Physics-informed RL for Maximal Safety Probability Estimation
This addresses the challenge of safe control and learning in robotics or autonomous systems by enabling risk estimation without extensive data coverage, though it appears incremental as it builds on standard RL methods with physics constraints.
The paper tackles the problem of estimating long-term safety probability for safe control and learning, which is costly due to rare events and risky states, by proposing a Physics-Informed Reinforcement Learning (PIRL) algorithm that converts multiplicative safety probabilities into additive costs and uses physics constraints to learn efficiently with sparse rewards and short-term samples.

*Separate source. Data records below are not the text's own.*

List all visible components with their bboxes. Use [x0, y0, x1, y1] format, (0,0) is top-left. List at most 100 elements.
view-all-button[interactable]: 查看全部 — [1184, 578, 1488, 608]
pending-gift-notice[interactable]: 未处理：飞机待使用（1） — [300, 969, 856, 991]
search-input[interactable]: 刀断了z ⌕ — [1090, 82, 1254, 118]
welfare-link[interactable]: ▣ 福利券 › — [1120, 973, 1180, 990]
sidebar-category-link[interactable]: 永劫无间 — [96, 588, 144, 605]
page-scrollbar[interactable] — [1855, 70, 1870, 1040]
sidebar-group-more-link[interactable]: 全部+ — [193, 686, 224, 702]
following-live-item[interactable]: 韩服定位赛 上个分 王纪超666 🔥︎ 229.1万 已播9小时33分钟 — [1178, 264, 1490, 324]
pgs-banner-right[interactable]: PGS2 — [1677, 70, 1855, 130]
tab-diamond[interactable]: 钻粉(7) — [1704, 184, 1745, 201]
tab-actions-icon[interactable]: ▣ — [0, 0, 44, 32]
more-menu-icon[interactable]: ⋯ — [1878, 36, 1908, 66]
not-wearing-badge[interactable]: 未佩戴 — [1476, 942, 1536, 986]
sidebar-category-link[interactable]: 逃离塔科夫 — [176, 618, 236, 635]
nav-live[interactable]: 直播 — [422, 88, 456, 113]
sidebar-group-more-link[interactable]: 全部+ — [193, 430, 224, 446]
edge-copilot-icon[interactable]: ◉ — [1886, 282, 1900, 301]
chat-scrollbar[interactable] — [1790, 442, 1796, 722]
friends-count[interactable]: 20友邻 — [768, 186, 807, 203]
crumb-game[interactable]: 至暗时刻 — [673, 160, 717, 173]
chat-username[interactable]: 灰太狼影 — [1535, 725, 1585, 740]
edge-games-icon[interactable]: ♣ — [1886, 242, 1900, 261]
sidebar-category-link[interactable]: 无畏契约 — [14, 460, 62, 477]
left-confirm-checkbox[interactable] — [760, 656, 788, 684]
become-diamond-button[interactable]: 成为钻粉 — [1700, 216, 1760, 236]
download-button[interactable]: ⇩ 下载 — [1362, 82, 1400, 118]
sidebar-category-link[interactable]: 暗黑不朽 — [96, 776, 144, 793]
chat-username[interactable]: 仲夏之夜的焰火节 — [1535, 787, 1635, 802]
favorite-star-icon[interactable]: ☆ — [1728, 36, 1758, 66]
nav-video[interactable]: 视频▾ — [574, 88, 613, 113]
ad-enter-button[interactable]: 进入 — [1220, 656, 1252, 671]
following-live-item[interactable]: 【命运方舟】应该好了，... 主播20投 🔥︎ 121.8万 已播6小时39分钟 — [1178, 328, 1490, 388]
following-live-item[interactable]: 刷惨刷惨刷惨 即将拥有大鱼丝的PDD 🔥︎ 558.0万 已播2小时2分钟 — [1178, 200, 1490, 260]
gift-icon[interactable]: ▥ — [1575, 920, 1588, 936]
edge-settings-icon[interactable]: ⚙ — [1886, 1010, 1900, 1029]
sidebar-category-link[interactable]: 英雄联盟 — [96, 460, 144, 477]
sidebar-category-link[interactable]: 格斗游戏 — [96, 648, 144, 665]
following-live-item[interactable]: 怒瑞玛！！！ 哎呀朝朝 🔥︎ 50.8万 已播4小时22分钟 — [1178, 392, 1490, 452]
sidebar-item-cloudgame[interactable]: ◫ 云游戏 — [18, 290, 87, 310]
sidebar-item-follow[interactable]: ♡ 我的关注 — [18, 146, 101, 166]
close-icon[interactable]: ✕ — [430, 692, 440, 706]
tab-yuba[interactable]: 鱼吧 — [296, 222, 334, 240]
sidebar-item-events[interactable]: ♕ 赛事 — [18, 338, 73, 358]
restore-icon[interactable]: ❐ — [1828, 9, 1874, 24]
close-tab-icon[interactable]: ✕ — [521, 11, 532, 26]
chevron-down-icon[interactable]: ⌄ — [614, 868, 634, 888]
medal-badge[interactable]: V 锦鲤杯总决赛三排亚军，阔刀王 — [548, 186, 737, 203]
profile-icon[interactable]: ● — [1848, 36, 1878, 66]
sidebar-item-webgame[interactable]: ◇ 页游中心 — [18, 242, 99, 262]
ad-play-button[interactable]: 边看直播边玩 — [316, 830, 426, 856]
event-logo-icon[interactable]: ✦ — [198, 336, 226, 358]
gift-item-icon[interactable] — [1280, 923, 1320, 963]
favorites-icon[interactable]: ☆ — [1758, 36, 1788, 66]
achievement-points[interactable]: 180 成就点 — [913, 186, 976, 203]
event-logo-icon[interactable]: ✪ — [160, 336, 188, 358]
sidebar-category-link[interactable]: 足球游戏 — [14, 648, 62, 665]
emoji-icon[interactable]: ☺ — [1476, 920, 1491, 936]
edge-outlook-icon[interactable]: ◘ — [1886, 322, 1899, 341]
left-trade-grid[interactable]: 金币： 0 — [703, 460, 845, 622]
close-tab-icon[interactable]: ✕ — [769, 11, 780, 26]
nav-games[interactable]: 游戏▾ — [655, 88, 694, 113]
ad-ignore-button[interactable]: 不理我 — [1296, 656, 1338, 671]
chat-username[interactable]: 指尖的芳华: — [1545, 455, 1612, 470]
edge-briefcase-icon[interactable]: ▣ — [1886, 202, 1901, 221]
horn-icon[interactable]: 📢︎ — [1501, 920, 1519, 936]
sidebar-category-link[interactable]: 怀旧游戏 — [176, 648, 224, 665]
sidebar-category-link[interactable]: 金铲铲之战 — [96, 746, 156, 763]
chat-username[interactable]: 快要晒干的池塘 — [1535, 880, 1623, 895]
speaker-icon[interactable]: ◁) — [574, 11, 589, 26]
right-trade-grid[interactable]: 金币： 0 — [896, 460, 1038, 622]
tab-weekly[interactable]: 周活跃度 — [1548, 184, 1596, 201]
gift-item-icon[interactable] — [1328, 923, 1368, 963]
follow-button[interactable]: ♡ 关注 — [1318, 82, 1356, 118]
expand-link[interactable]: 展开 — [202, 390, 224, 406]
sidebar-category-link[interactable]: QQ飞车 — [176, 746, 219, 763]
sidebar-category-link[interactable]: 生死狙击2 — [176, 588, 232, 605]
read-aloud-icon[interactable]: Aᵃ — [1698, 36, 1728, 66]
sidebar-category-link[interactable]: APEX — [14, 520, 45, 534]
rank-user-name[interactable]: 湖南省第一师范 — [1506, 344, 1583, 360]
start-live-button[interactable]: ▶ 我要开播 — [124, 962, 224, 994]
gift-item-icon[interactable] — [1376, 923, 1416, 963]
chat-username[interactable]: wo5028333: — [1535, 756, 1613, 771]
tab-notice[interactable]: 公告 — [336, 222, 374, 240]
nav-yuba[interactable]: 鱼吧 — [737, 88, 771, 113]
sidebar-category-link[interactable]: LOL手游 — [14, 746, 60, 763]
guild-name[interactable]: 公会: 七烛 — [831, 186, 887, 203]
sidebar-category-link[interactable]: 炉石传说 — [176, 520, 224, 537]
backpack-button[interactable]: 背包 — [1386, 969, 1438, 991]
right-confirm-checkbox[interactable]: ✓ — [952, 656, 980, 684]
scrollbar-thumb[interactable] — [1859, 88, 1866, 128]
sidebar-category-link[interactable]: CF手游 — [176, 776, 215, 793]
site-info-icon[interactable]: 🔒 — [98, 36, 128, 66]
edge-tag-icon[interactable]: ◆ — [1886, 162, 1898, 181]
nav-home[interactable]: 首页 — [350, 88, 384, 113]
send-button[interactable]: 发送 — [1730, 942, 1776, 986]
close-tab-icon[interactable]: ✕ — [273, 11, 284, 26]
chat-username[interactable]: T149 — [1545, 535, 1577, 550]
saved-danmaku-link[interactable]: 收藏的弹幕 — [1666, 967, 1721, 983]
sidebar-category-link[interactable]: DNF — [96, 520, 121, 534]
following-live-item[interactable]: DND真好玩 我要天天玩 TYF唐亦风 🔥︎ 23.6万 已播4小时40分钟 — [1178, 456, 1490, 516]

Accurate risk quantification and reachability analysis are crucial for safe control and learning, but sampling from rare events, risky states, or long-term trajectories can be prohibitively costly. Motivated by this, we study how to estimate the long-term safety probability of maximally safe actions without sufficient coverage of samples from risky states and long-term trajectories. The use of maximal safety probability in control and learning is expected to avoid conservative behaviors due to over-approximation of risk. Here, we first show that long-term safety probability, which is multiplicative in time, can be converted into additive costs and be solved using standard reinforcement learning methods. We then derive this probability as solutions of partial differential equations (PDEs) and propose Physics-Informed Reinforcement Learning (PIRL) algorithm. The proposed method can learn using sparse rewards because the physics constraints help propagate risk information through neighbors. This suggests that, for the purpose of extracting more information for efficient learning, physics constraints can serve as an alternative to reward shaping. The proposed method can also estimate long-term risk using short-term samples and deduce the risk of unsampled states. This feature is in stark contrast with the unconstrained deep RL that demands sufficient data coverage. These merits of the proposed method are demonstrated in numerical simulation.